Alguns dos participantes na acção, acompanhados de familiares, concentraram-se na praça lisboeta, misturando-se com os transeuntes, enquanto outros circulavam pela zona, observando as montras das lojas vizinhas.
Dois oficiais da Marinha, que não quiseram ser identificados, disseram não temer os processos disciplinares que o Governo e as chefias militares ameaçaram aplicar aos participantes na iniciativa, que classificam de “manifestação ilegal”.
"Não estou a manifestar-me, estou a passear.
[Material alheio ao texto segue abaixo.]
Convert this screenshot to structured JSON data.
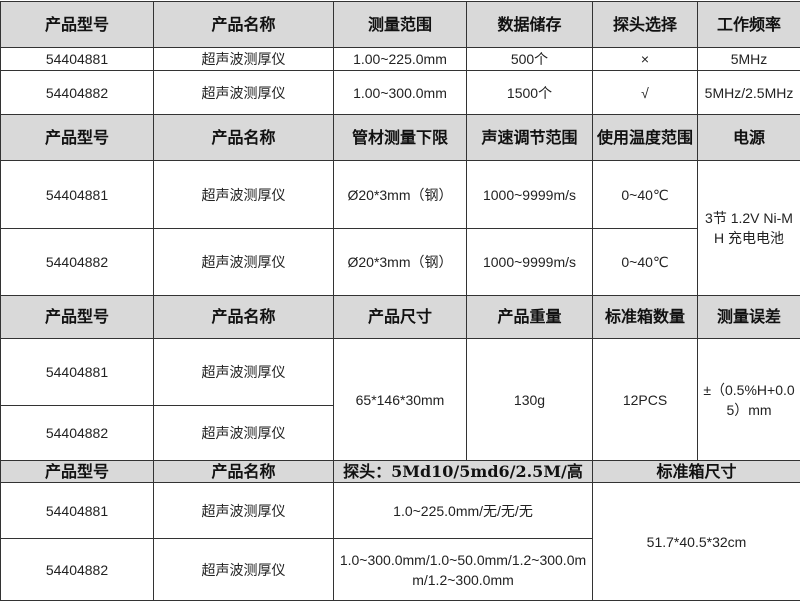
{
  "section1": {
    "headers": [
      "产品型号",
      "产品名称",
      "测量范围",
      "数据储存",
      "探头选择",
      "工作频率"
    ],
    "rows": [
      [
        "54404881",
        "超声波测厚仪",
        "1.00~225.0mm",
        "500个",
        "×",
        "5MHz"
      ],
      [
        "54404882",
        "超声波测厚仪",
        "1.00~300.0mm",
        "1500个",
        "√",
        "5MHz/2.5MHz"
      ]
    ]
  },
  "section2": {
    "headers": [
      "产品型号",
      "产品名称",
      "管材测量下限",
      "声速调节范围",
      "使用温度范围",
      "电源"
    ],
    "rows": [
      [
        "54404881",
        "超声波测厚仪",
        "Ø20*3mm（钢）",
        "1000~9999m/s",
        "0~40℃"
      ],
      [
        "54404882",
        "超声波测厚仪",
        "Ø20*3mm（钢）",
        "1000~9999m/s",
        "0~40℃"
      ]
    ],
    "power": "3节 1.2V Ni-MH 充电电池"
  },
  "section3": {
    "headers": [
      "产品型号",
      "产品名称",
      "产品尺寸",
      "产品重量",
      "标准箱数量",
      "测量误差"
    ],
    "rows": [
      [
        "54404881",
        "超声波测厚仪"
      ],
      [
        "54404882",
        "超声波测厚仪"
      ]
    ],
    "size": "65*146*30mm",
    "weight": "130g",
    "box_qty": "12PCS",
    "error": "±（0.5%H+0.05）mm"
  },
  "section4": {
    "headers": [
      "产品型号",
      "产品名称",
      "探头：5Md10/5md6/2.5M/高",
      "标准箱尺寸"
    ],
    "rows": [
      [
        "54404881",
        "超声波测厚仪",
        "1.0~225.0mm/无/无/无"
      ],
      [
        "54404882",
        "超声波测厚仪",
        "1.0~300.0mm/1.0~50.0mm/1.2~300.0mm/1.2~300.0mm"
      ]
    ],
    "box_size": "51.7*40.5*32cm"
  }
}
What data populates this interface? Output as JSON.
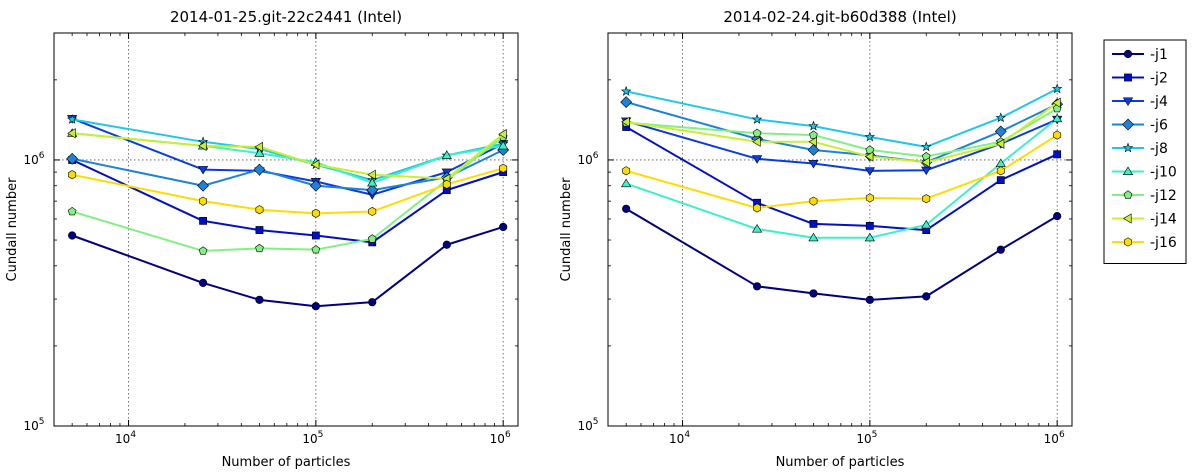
{
  "chart_data": [
    {
      "type": "line",
      "title": "2014-01-25.git-22c2441 (Intel)",
      "xlabel": "Number of particles",
      "ylabel": "Cundall number",
      "xscale": "log",
      "yscale": "log",
      "xlim": [
        4000,
        1200000
      ],
      "ylim": [
        100000,
        3000000
      ],
      "grid": true,
      "x": [
        5000,
        25000,
        50000,
        100000,
        200000,
        500000,
        1000000
      ],
      "x_ticks": [
        {
          "value": 10000,
          "base": "10",
          "exp": "4"
        },
        {
          "value": 100000,
          "base": "10",
          "exp": "5"
        },
        {
          "value": 1000000,
          "base": "10",
          "exp": "6"
        }
      ],
      "y_ticks": [
        {
          "value": 100000,
          "base": "10",
          "exp": "5"
        },
        {
          "value": 1000000,
          "base": "10",
          "exp": "6"
        }
      ],
      "series": [
        {
          "name": "-j1",
          "color": "#000080",
          "marker": "circle",
          "values": [
            520000,
            345000,
            298000,
            282000,
            292000,
            480000,
            560000
          ]
        },
        {
          "name": "-j2",
          "color": "#0010c8",
          "marker": "square",
          "values": [
            1000000,
            590000,
            545000,
            520000,
            490000,
            770000,
            900000
          ]
        },
        {
          "name": "-j4",
          "color": "#0a3ce6",
          "marker": "triangle-down",
          "values": [
            1430000,
            920000,
            910000,
            830000,
            740000,
            900000,
            1150000
          ]
        },
        {
          "name": "-j6",
          "color": "#1e82dc",
          "marker": "diamond",
          "values": [
            1010000,
            800000,
            920000,
            800000,
            770000,
            860000,
            1090000
          ]
        },
        {
          "name": "-j8",
          "color": "#1ec8e6",
          "marker": "star",
          "values": [
            1420000,
            1170000,
            1100000,
            960000,
            840000,
            1040000,
            1150000
          ]
        },
        {
          "name": "-j10",
          "color": "#3cf0c8",
          "marker": "triangle-up",
          "values": [
            1260000,
            1130000,
            1060000,
            980000,
            820000,
            1040000,
            1130000
          ]
        },
        {
          "name": "-j12",
          "color": "#82f082",
          "marker": "pentagon",
          "values": [
            640000,
            455000,
            465000,
            460000,
            505000,
            840000,
            1220000
          ]
        },
        {
          "name": "-j14",
          "color": "#c8f032",
          "marker": "triangle-left",
          "values": [
            1260000,
            1130000,
            1120000,
            960000,
            880000,
            850000,
            1250000
          ]
        },
        {
          "name": "-j16",
          "color": "#ffdc00",
          "marker": "hexagon",
          "values": [
            880000,
            700000,
            650000,
            630000,
            640000,
            810000,
            930000
          ]
        }
      ]
    },
    {
      "type": "line",
      "title": "2014-02-24.git-b60d388 (Intel)",
      "xlabel": "Number of particles",
      "ylabel": "Cundall number",
      "xscale": "log",
      "yscale": "log",
      "xlim": [
        4000,
        1200000
      ],
      "ylim": [
        100000,
        3000000
      ],
      "grid": true,
      "x": [
        5000,
        25000,
        50000,
        100000,
        200000,
        500000,
        1000000
      ],
      "x_ticks": [
        {
          "value": 10000,
          "base": "10",
          "exp": "4"
        },
        {
          "value": 100000,
          "base": "10",
          "exp": "5"
        },
        {
          "value": 1000000,
          "base": "10",
          "exp": "6"
        }
      ],
      "y_ticks": [
        {
          "value": 100000,
          "base": "10",
          "exp": "5"
        },
        {
          "value": 1000000,
          "base": "10",
          "exp": "6"
        }
      ],
      "series": [
        {
          "name": "-j1",
          "color": "#000080",
          "marker": "circle",
          "values": [
            655000,
            335000,
            315000,
            298000,
            307000,
            460000,
            615000
          ]
        },
        {
          "name": "-j2",
          "color": "#0010c8",
          "marker": "square",
          "values": [
            1330000,
            690000,
            575000,
            565000,
            545000,
            840000,
            1050000
          ]
        },
        {
          "name": "-j4",
          "color": "#0a3ce6",
          "marker": "triangle-down",
          "values": [
            1400000,
            1010000,
            970000,
            910000,
            915000,
            1150000,
            1420000
          ]
        },
        {
          "name": "-j6",
          "color": "#1e82dc",
          "marker": "diamond",
          "values": [
            1650000,
            1200000,
            1090000,
            1040000,
            980000,
            1280000,
            1620000
          ]
        },
        {
          "name": "-j8",
          "color": "#1ec8e6",
          "marker": "star",
          "values": [
            1810000,
            1420000,
            1340000,
            1220000,
            1120000,
            1440000,
            1850000
          ]
        },
        {
          "name": "-j10",
          "color": "#3cf0c8",
          "marker": "triangle-up",
          "values": [
            815000,
            550000,
            510000,
            510000,
            570000,
            970000,
            1430000
          ]
        },
        {
          "name": "-j12",
          "color": "#82f082",
          "marker": "pentagon",
          "values": [
            1380000,
            1260000,
            1240000,
            1090000,
            1030000,
            1170000,
            1560000
          ]
        },
        {
          "name": "-j14",
          "color": "#c8f032",
          "marker": "triangle-left",
          "values": [
            1390000,
            1170000,
            1170000,
            1030000,
            980000,
            1150000,
            1640000
          ]
        },
        {
          "name": "-j16",
          "color": "#ffdc00",
          "marker": "hexagon",
          "values": [
            910000,
            660000,
            700000,
            720000,
            715000,
            910000,
            1240000
          ]
        }
      ]
    }
  ],
  "legend": {
    "placement": "right",
    "entries": [
      "-j1",
      "-j2",
      "-j4",
      "-j6",
      "-j8",
      "-j10",
      "-j12",
      "-j14",
      "-j16"
    ]
  }
}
Não são os chefes militares que me impedem de passear", disse um deles, primeiro-tenente da Armada no activo.
O oficial na reserva José Fernandes Torres, porta-voz da comissão que organizou a acção de protesto, compareceu fardado, anunciando que iria fazer um balanço da iniciativa no final do passeio.
Na origem da acção, estão as propostas orçamentais que prevêem a redução em cerca de 50 por cento nas verbas para as despesas com a saúde dos militares e familiares; a diminuição em 25 por cento nas verbas destinadas às remunerações de reserva e a redução de cerca de 900 efectivos.
O protesto foi proibido ontem pelo Governo Civil de Lisboa, alegando que os seus organizadores não entregaram um pedido de autorização para realizar a manifestação. Contudo, a comissão organizadora considerou esta decisão ilegal, garantindo que o que está em causa não é uma manifestação – que os militares estão proibidos de integrar – mas apenas um passeio.